Par Charles-Louis Detournay le 13 janvier 2014                      Lien  
Signant deux albums à la fin de 2013, Philippe Xavier a trouvé ses marques dans le paysage encombré de la BD franco-belge. Rencontre.

Vous qui désiriez dessiner la jungle, vos attentes ont été comblées avec le scénario de Jean Dufaux sur Conquistador...

En effet, l’idée de partir explorer le Mexique de Moctezuma en 1520 me tenait a cœur. J’ai voulu la partager avec Jean Dufaux, c’est chose faite et cela depuis trois tomes. Ce dernier volume m’a vraiment permis de me lâcher, d’essayer de nouvelles choses. Ce fut un réel plaisir malgré une cadence infernale pour sortir deux albums en 2013. J’aurais aimé m’engouffrer encore plus profondément dans cette jungle que j’aime dessiner, découvrir et faire découvrir, fréquenter d’autres endroits encore plus fabuleux.

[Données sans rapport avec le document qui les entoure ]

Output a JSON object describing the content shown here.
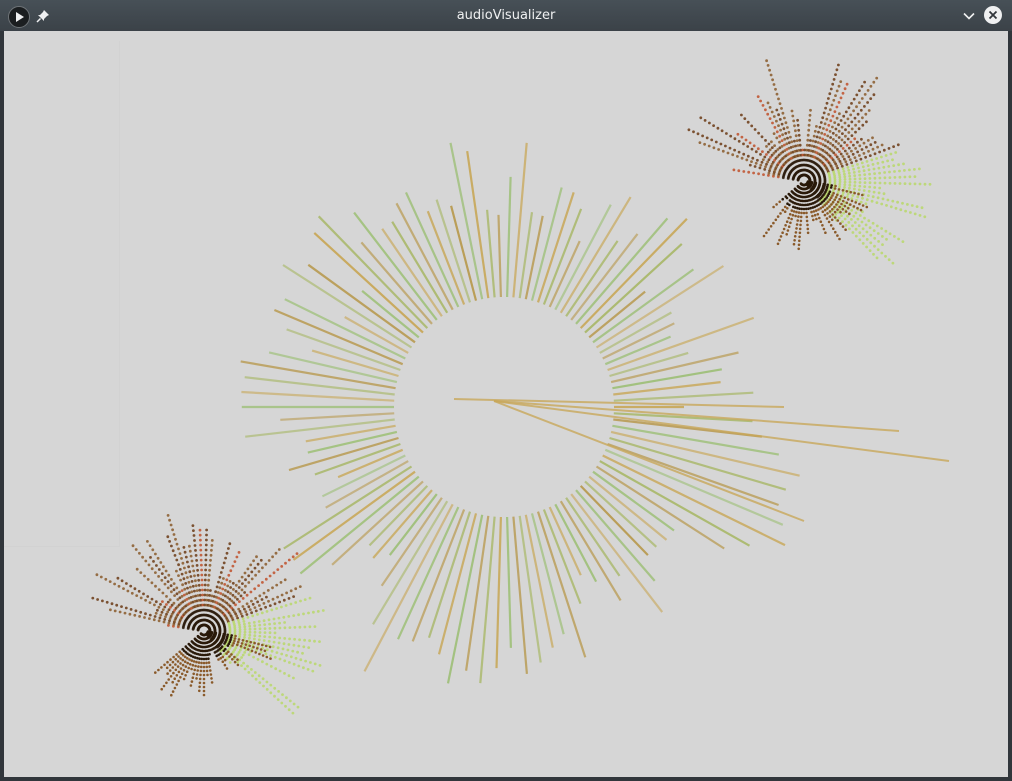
{
  "window": {
    "title": "audioVisualizer",
    "app_icon": "play-icon",
    "pin_icon": "pin-icon",
    "minimize_icon": "chevron-down-icon",
    "close_icon": "close-icon"
  },
  "visualizer": {
    "background_color": "#d6d6d6",
    "ring_colors": [
      "#c8a85a",
      "#a9b86a",
      "#b89a50",
      "#9fc07a"
    ],
    "burst_colors": [
      "#2a1a0a",
      "#6b3a14",
      "#8a5a2a",
      "#c0502a",
      "#3a8a2a",
      "#b8d86a"
    ]
  }
}
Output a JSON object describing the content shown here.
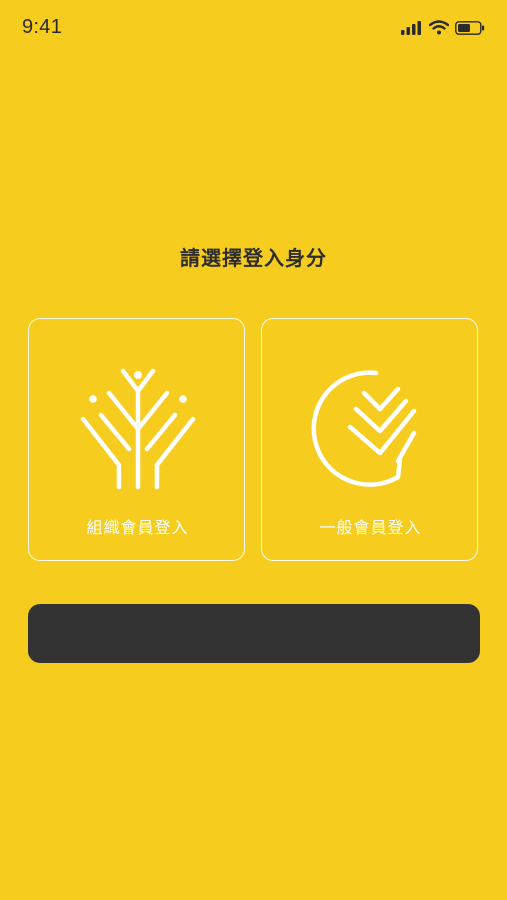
{
  "status_bar": {
    "time": "9:41"
  },
  "header": {
    "title": "請選擇登入身分"
  },
  "options": [
    {
      "id": "organization",
      "label": "組織會員登入",
      "icon": "tree-branch-icon"
    },
    {
      "id": "general",
      "label": "一般會員登入",
      "icon": "leaf-chat-icon"
    }
  ],
  "bottom_button": {
    "label": ""
  },
  "colors": {
    "background": "#F6CD1F",
    "card_border": "#FFFFFF",
    "title_text": "#2D2D2D",
    "button_bg": "#333333"
  }
}
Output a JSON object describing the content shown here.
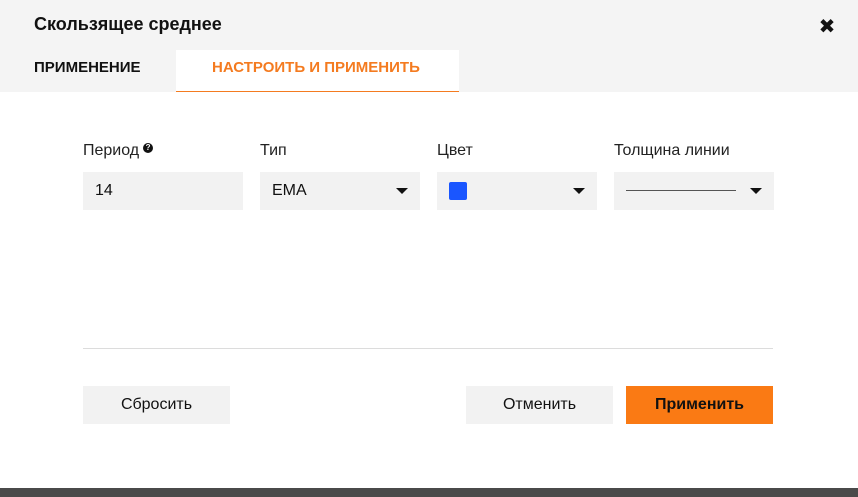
{
  "dialog": {
    "title": "Скользящее среднее",
    "close_icon": "close-icon"
  },
  "tabs": [
    {
      "label": "ПРИМЕНЕНИЕ",
      "active": false
    },
    {
      "label": "НАСТРОИТЬ И ПРИМЕНИТЬ",
      "active": true
    }
  ],
  "accent_color": "#f47b20",
  "fields": {
    "period": {
      "label": "Период",
      "value": "14",
      "help_icon": "help-icon"
    },
    "type": {
      "label": "Тип",
      "value": "EMA"
    },
    "color": {
      "label": "Цвет",
      "value": "#1a56ff"
    },
    "line_width": {
      "label": "Толщина линии",
      "value_sample": "thin-line"
    }
  },
  "buttons": {
    "reset": "Сбросить",
    "cancel": "Отменить",
    "apply": "Применить"
  }
}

Mais je dois servir l’histoire avant tout.

Tentez-vous d’influencer votre scénariste d’une façon ou l’autre ? Ou vous laissez-vous porter dans le torrent d’une rivière impétueuse ?

Philippe Xavier ("Conquistador, Croisade") : « 92 planches par an, c'est un bon rythme de travail »
Le tirage limité de Glénat présente le travail de Philippe Xavier en noir et blanc.

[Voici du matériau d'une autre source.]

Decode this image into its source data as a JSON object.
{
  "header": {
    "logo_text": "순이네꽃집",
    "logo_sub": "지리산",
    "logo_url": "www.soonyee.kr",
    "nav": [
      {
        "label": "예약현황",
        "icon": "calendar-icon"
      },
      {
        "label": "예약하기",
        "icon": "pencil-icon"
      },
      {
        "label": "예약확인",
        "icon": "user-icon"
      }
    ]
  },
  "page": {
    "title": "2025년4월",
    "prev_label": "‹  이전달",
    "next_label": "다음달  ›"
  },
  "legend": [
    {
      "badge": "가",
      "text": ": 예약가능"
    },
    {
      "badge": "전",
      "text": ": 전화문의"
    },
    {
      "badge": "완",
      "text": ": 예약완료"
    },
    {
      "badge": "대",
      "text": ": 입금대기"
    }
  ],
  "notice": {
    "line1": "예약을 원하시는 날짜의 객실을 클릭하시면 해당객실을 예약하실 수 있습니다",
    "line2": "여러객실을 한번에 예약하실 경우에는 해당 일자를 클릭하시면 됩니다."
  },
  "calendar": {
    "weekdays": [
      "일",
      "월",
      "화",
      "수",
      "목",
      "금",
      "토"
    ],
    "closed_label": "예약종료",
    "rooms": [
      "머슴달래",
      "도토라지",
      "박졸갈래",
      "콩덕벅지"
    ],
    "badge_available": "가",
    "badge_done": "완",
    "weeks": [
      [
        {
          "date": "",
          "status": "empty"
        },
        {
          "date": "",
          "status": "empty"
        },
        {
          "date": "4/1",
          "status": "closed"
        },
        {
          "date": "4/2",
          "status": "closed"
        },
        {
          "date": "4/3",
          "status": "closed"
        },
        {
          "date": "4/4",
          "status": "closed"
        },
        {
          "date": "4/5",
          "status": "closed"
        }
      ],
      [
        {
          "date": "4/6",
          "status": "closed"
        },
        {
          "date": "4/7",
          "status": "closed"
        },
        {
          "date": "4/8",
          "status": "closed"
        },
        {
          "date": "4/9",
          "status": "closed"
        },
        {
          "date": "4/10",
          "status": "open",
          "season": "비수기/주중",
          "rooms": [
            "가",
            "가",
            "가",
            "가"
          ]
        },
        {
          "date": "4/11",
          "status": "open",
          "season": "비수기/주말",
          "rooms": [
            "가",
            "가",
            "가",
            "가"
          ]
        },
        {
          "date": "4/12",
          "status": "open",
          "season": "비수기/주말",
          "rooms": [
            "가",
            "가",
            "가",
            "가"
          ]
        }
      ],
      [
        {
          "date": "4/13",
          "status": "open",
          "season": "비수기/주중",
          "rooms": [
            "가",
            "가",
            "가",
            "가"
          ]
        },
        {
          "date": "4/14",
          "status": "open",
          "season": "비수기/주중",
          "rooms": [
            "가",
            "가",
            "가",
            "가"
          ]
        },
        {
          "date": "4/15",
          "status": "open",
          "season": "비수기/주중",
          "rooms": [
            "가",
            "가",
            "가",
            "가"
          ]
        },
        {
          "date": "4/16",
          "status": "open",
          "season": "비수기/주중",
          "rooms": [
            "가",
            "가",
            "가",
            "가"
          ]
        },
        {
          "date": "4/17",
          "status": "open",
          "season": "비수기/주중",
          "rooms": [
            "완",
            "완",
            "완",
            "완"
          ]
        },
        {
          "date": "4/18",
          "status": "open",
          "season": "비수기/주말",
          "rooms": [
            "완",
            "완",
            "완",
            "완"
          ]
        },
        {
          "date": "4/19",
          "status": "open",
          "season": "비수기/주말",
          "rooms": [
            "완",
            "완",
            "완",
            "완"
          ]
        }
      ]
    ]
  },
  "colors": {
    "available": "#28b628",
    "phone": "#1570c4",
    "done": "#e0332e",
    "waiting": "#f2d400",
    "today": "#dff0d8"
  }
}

L’influencer ? Non. Mais comme je propose des univers personnels à Jean Dufaux, je fais en sorte de m’impliquer un peu plus dans l’histoire. J’aime décrire certaines scènes, débroussailler des chemins à explorer. Après je veux, et je dois, être surpris par son scénario. Et cela fonctionne à merveille.

On peut remarquer que vous avez fait moins de gros plans dans ce tome 3 de Conquistador par rapport aux tomes précédents ? Est-ce une volonté de donner plus de profondeur de champ ? De varier les cadrages de vos cases ?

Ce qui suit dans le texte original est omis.